Sale el cuarto toro. Es para Curro de nuevo. Le hace una excelente
faena, mata bien a la primera estocada y se le concede una oreja. Saber
sobreponerse al recuerdo de la cogida de su compañero en el toro anterior tiene
su mérito. Entretanto, los minutos van pasando. Muchas personas y sobre todo
los diversos toreros y sus cuadrillas intentan pasar o al menos saber algo
sobre el estado del herido, pero los dos policías en la puerta de la enfermería
no se lo permiten y tampoco les dicen nada, probablemente porque tampoco están
informados. El encargado de la plaza, con la mano todavía en la boca con gesto
grave, recorre el callejón ante la enfermería, entrando y saliendo de la misma;
les dice algo a algunos de los que preguntan y los murmullos se van corriendo.

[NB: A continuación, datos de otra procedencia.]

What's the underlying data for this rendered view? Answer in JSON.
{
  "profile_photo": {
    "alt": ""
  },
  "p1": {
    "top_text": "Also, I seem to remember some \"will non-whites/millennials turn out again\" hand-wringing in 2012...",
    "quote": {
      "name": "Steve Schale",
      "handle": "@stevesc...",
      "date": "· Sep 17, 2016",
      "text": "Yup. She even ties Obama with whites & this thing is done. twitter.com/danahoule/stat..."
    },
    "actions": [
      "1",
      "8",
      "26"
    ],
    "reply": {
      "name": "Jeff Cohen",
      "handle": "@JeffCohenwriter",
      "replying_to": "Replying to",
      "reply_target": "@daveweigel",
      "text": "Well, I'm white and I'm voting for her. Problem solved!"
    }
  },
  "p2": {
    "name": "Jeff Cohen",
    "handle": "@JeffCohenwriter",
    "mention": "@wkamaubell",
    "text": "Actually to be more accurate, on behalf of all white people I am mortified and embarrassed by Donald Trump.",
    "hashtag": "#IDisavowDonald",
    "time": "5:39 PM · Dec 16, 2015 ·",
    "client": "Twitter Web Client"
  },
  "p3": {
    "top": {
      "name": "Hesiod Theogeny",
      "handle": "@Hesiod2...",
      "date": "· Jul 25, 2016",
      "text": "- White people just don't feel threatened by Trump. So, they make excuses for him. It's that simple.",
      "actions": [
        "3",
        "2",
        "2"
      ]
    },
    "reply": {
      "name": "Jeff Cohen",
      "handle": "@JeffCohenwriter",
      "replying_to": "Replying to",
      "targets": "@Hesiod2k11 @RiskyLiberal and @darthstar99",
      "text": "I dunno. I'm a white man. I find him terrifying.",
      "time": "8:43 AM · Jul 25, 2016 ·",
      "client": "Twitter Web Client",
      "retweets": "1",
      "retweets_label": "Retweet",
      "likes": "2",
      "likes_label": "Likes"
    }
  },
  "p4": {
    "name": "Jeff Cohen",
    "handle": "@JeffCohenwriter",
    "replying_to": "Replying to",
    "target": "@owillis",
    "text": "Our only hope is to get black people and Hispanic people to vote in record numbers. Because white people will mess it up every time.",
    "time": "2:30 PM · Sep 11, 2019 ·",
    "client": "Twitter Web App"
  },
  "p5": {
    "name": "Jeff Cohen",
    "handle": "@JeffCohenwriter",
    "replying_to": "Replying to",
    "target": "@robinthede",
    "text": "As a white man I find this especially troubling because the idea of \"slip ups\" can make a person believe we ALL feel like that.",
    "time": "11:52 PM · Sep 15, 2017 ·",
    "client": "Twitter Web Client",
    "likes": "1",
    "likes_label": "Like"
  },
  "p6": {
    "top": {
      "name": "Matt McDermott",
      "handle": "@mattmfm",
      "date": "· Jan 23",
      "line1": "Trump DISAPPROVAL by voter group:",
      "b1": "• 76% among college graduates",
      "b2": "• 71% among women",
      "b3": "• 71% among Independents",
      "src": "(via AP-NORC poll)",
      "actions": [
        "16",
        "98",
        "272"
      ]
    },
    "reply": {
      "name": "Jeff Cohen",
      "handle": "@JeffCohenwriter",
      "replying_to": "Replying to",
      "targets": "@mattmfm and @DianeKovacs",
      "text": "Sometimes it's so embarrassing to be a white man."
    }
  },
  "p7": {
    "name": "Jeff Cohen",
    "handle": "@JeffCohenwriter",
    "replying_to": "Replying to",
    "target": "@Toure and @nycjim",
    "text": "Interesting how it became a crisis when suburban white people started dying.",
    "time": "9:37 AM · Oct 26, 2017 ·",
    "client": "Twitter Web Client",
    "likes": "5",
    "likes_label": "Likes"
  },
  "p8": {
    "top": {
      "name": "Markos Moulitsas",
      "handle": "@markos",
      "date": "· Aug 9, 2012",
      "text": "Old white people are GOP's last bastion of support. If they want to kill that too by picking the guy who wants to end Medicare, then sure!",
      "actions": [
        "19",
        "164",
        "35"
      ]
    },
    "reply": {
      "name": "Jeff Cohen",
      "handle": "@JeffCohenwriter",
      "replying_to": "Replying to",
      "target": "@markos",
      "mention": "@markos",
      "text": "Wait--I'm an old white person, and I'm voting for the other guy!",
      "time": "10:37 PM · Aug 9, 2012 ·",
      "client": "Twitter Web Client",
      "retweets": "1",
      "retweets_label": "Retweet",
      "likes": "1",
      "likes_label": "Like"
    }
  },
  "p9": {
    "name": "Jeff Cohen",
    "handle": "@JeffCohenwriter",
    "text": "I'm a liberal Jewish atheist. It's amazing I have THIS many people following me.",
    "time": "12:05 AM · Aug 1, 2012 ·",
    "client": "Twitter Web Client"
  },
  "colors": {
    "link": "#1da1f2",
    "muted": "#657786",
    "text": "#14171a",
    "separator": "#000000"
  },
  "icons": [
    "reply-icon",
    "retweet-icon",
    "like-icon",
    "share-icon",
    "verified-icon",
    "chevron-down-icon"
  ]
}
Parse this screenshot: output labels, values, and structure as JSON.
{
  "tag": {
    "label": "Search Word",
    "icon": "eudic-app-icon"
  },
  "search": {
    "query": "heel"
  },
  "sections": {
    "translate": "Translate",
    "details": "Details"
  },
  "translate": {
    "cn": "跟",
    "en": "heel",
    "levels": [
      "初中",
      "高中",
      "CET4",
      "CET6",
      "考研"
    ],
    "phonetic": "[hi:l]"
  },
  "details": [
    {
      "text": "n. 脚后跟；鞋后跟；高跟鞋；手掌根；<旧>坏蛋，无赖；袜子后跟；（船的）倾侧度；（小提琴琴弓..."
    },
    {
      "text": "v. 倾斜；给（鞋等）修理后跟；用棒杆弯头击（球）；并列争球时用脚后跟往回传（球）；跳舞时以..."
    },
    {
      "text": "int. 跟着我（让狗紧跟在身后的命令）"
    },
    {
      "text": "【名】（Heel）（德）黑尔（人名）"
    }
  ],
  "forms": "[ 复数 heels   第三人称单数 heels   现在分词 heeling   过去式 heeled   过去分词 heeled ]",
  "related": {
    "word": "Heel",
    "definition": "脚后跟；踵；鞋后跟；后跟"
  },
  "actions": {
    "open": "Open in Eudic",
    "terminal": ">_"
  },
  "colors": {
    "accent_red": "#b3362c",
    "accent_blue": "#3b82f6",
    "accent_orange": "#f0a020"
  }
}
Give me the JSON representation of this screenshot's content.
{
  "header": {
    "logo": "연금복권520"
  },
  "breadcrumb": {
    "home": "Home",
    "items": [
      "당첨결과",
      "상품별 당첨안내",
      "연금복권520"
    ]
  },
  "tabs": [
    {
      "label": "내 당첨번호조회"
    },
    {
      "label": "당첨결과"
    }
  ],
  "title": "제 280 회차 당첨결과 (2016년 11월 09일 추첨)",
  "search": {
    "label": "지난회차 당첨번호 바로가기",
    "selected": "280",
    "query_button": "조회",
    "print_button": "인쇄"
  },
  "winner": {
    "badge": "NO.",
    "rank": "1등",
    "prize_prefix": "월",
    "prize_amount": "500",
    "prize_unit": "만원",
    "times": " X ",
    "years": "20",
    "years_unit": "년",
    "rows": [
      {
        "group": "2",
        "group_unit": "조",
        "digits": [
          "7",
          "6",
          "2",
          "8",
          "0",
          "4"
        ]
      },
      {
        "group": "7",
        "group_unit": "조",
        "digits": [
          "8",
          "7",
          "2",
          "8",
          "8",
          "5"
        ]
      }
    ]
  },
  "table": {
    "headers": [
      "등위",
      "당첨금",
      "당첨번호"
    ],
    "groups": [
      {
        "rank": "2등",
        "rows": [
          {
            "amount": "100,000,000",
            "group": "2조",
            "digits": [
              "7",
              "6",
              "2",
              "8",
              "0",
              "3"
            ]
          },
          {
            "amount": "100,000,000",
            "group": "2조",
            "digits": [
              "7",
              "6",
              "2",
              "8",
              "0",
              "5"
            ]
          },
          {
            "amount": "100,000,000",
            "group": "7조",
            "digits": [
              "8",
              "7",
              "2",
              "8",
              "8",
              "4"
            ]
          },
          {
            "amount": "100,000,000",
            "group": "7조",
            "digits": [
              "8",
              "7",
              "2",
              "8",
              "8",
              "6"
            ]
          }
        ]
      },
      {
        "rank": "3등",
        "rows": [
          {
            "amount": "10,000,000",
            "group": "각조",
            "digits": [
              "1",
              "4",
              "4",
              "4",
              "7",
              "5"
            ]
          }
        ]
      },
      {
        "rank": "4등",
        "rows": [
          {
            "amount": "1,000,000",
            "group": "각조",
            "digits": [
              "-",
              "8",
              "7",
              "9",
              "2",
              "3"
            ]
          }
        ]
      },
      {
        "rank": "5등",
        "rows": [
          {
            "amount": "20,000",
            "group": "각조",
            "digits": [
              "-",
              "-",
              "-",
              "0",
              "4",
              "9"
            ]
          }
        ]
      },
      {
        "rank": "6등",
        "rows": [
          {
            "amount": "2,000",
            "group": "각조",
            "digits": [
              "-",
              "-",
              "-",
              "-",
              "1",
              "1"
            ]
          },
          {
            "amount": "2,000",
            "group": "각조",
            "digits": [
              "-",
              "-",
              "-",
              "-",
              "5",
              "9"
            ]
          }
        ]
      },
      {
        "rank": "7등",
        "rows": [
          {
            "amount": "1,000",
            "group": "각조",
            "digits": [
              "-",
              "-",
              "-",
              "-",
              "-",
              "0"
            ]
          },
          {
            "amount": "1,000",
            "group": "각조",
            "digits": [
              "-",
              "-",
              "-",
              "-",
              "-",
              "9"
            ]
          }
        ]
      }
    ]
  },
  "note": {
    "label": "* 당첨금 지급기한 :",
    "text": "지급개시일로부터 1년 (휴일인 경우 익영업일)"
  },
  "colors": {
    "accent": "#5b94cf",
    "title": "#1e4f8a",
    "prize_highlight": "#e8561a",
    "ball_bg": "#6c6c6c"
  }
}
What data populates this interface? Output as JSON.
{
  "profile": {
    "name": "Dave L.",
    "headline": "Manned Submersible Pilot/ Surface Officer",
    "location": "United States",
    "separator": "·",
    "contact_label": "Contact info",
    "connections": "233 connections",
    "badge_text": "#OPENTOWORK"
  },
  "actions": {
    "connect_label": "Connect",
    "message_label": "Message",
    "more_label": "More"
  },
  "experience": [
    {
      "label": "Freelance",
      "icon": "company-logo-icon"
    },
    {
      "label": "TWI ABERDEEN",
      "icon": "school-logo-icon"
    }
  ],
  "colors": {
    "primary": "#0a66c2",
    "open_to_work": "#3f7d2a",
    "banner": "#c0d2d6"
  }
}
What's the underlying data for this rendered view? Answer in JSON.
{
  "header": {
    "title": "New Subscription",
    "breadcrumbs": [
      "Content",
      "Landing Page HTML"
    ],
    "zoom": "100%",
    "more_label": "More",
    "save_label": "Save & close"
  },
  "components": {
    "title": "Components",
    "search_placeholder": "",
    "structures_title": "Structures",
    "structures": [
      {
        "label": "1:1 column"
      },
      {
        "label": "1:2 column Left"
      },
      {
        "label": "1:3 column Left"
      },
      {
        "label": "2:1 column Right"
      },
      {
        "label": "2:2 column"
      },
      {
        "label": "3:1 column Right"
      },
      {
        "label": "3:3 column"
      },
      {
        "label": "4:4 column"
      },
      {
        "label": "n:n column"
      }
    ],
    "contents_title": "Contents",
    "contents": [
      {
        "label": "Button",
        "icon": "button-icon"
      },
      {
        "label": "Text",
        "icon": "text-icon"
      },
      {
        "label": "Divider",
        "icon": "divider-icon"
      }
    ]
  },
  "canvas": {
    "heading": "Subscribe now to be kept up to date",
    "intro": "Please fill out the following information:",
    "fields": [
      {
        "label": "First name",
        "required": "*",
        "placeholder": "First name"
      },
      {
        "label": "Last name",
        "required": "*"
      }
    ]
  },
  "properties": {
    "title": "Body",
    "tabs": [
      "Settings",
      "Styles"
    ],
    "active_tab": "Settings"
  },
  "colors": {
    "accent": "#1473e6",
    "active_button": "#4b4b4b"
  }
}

“Está muy grave”, dicen. Aparece una cara famosa, la del apoderado de Morenito,
Ortega Cano, al que tampoco dejan pasar. Coincidiendo con la muerte del cuarto
toro, se oye una voz estentórea, ronca y desgarradora entre sollozos que sale
desde el fondo de la enfermería: “¡¡No puede ser!! ¡¡Esto no puede haber pasado!!”
y que nos hiela la sangre a los que la escuchamos. Los que estamos cerca ya nos
figuramos lo que había sucedido; Víctor Barrio ha muerto. Por lo visto, el
cuerno le había atravesado el pulmón y le ha había roto la aorta, entrando ya en
la enfermería con parada cardiaca; allí intentaron todas las maniobras posibles
de recuperación, pero el destrozo era demasiado grande. En el parte médico
posterior figura que murió a las ocho y veinticinco. La noticia ya sí que se
transmite como la pólvora; incluso le llega a Curro Díaz, que acaba de matar al
cuarto toro, y sale corriendo hacia la enfermería. En la puerta del callejón
estaba ya Morenito apoyando la cabeza sobre el burladero sin poder contener las
lágrimas, al igual que el resto de las cuadrillas y el público cercano. Uno de
los médicos, enfundado en su bata azul, el pantalón blanco manchado de sangre y
con el pelo todavía completamente empapado de sudor, sale al callejón pidiendo
un cigarrillo para relajar la tensión; alguien quiere regalarle un paquete, pero
no acepta, con la mirada todavía perdida.
El presidente del festejo pasa brevemente por la enfermería y tras
reaparecer certifica la muerte del diestro, informando de paso a la prensa. A
petición de los dos toreros, se suspende la corrida, decisión aplaudida por el
público, que ya empieza a darse cuenta de lo que había pasado. Asimismo,
también se suspenden los festejos de vaquillas y el “toro de fuego” previstos para aquella noche en la plaza de toros.
Más de treinta años han pasado desde el último torero muerto en una
plaza española, el recordado El Yiyo;
quizás también por eso, muchos de los presentes no se lo pueden creer todavía.
Finalmente, los dos policías reciben la orden de dejar pasar a las
cuadrillas a la enfermería, donde podrían dar el último adiós a su infortunado
compañero.
Está visto que no siempre ganan
los toreros. La muerte siempre acecha cuando se la roza, sea en los toros, en
las carreras de motos o en las de los coches de competición, cosa que hace
reflexionar sobre las reacciones humanas y su capacidad de adicción por el
riesgo, especialmente cuando es el medio para ganarse la vida o, mejor dicho,
no para ganarla, sino para perderla.
Descanse en paz Victor Barrio,
torero hambriento de triunfos, con su joven vida truncada tan pronto y de una manera
tan brutal. ¿Qué de quién es la culpa? Pues no lo sé, quizás de todos y de
nadie. Del toro, desde luego que no.
KS, Julio de 2016 (testigo casual aquél infausto día al estar
sentado al lado del callejón de la enfermería en la plaza de Toros de Teruel).